Cosmic dust emits a distinctive infrared fingerprint, a unique pattern of light that reveals its chemical structure.
In the lab, Losurdo used such patterns to reverse-engineer the dust, first using a vacuum to recreate the near-empty conditions of space in a glass tube.
To the tube, she and her supervisor, Prof David McKenzie of the University of Sydney, introduced a mixture of nitrogen, carbon dioxide and acetylene gas – “the types of gases that you would find around giant dying stars”.
“We’re then able to apply a very high voltage – around 10,000 volts – and … it energises the gas,” Losurdo said – creating a type of plasma, the fourth state of matter. “That is our dust analogue.”
Dr Sara Webb, an astrophysicist at Swinburne University who was not involved in the research, said: “All of these types of dust particles were the building blocks for our life here on Earth. We wouldn’t be here without them.”
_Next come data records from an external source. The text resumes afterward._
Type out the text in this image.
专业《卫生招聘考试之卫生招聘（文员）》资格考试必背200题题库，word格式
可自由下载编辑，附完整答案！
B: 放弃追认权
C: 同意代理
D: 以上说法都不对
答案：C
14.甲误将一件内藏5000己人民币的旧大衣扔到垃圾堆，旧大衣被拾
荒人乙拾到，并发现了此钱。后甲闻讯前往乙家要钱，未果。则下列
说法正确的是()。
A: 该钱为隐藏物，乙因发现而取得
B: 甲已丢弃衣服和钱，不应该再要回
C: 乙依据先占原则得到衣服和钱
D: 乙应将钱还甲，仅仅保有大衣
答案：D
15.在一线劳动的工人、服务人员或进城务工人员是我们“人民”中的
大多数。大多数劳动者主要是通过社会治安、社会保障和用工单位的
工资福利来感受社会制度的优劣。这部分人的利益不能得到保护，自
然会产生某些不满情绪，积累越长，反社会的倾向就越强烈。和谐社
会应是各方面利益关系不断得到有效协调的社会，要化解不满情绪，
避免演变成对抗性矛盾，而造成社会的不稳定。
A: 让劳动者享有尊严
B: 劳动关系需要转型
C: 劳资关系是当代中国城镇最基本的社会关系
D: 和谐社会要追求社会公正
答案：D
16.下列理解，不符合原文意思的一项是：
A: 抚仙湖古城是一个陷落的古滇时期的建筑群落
“We know that they exist out there in the universe, all scattered throughout the place, but we obviously can’t go and grab a bit of the dust from the interstellar medium, even though we would love to.”
Webb described Losurdo’s work as “a really beautiful method” to produce something similar to “what we think interstellar dust is like”.
“One very exciting possibility, which is probably further down the track is … to use this kind of simulated cosmic dust in other organic chemistry experiments, to simulate early life formation on different types of planets,” Webb said.
Losurdo emphasised that “what we’re making is not representative of every single environment in the universe”.
“What we’re trying to do is to take a snapshot of something that is physically plausible and see if what we make compares to the real thing.”
The research was published in the Astrophysical Journal of the American Astronomical Society.